La suddetta disposizione, si ricorda, prevede che le
pubbliche amministrazioni e le società a totale partecipazione pubblica sono tenute a verificare, prima di effettuare a qualsiasi titolo pagamenti di importo superiore a € 10.000, se il beneficiario sia a sua volta inadempiente ad obblighi derivanti da cartelle per un ammontare complessivo almeno pari all'importo medesimo. In tal caso il soggetto pubblico deve sospendere il pagamento e segnalare la circostanza all'agente per la riscossione competente per territorio.
L'art. 19 della
L. 222/2007 ne ha espressamente subordinato l'operatività all'entrata in vigore del regolamento ministeriale di attuazione, poi emanato con il
D. Min. Economia e Finanze 18.1.2008, n. 40. Le prime indicazioni operative susseguenti all'emanazione del decreto sono state fornite con la
Circolare n. 22 del 29/07/2008.
Pagamento concomitante di più fatture e stati di avanzamento lavori (SAL)

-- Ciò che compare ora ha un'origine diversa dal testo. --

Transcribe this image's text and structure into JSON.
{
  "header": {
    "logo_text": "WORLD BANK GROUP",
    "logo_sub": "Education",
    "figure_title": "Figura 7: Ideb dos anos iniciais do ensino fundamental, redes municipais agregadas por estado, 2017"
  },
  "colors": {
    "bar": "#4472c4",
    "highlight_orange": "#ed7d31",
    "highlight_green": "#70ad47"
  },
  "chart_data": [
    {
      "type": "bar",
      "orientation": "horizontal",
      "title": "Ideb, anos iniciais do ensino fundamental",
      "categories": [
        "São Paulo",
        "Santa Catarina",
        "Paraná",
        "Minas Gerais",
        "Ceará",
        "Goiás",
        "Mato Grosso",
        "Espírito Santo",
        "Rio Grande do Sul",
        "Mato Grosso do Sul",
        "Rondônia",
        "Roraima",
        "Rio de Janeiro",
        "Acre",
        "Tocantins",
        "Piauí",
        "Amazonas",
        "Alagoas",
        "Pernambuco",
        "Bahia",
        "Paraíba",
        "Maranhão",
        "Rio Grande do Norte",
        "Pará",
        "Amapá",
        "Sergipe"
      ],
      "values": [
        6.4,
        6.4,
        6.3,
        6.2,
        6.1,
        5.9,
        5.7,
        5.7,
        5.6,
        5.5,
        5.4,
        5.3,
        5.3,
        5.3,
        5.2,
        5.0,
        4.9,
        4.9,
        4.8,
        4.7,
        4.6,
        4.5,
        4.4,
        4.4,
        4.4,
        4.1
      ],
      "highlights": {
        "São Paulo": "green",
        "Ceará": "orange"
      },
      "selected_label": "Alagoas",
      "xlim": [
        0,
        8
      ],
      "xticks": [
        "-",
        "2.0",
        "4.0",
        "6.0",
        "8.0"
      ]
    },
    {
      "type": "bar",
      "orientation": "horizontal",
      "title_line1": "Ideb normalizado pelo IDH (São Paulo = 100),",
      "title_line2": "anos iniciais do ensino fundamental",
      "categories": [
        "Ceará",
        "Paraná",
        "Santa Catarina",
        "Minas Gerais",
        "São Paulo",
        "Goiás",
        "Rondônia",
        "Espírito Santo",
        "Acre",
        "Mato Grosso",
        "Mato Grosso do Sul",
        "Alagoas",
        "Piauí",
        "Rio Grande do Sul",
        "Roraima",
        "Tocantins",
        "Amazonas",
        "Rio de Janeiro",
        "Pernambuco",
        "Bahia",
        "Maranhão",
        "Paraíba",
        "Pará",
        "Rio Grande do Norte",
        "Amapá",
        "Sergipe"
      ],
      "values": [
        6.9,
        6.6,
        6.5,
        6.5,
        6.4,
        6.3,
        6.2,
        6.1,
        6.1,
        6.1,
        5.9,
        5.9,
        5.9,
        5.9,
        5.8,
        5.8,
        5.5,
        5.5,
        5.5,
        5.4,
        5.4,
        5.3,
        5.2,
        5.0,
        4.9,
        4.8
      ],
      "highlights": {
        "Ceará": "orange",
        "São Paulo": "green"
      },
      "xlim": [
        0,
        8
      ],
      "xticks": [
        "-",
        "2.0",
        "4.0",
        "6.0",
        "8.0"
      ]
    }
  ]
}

La circolare si sofferma sui casi in cui la pubblica amministrazione proceda alla liquidazione tramite unico mandato di pagamento in favore del medesimo beneficiario di più fatture o altri titoli, singolarmente di importo inferiore alla soglia di € 10.000 che fa scattare gli obblighi di verifica, ma complessivamente di importo superiore.
In questo caso il Ministero ritiene non si debba procedere ad effettuare la verifica,
anche nel caso in cui in cui le diverse fatture, pur riferendosi ad un identico contratto, vengono emesse, nell'ipotesi di appalto di lavori, in coincidenza con i diversi stati di avanzamento lavori (SAL) e con il saldo finale.
Raggruppamenti temporanei di imprese
La precedente Circolare n. 22/2008 aveva specificato che nelle ipotesi di associazione temporanea di imprese e di raggruppamento temporaneo di imprese, di cui all'art. 37 del
D. Leg.vo 163/2006, la verifica va effettuata sia in capo all'impresa mandataria che all'impresa mandante, visto che di norma i lavori di competenza devono essere fatturati da ciascuna impresa alla stazione appaltante.
La nuova Circolare specifica che tale soluzione si applica sia nel caso in cui il mandato di pagamento è intestato alla società mandataria, che riscuote direttamente in nome e per conto della mandante, sia nel caso in cui sia l'impresa mandante a curare direttamente la riscossione del credito.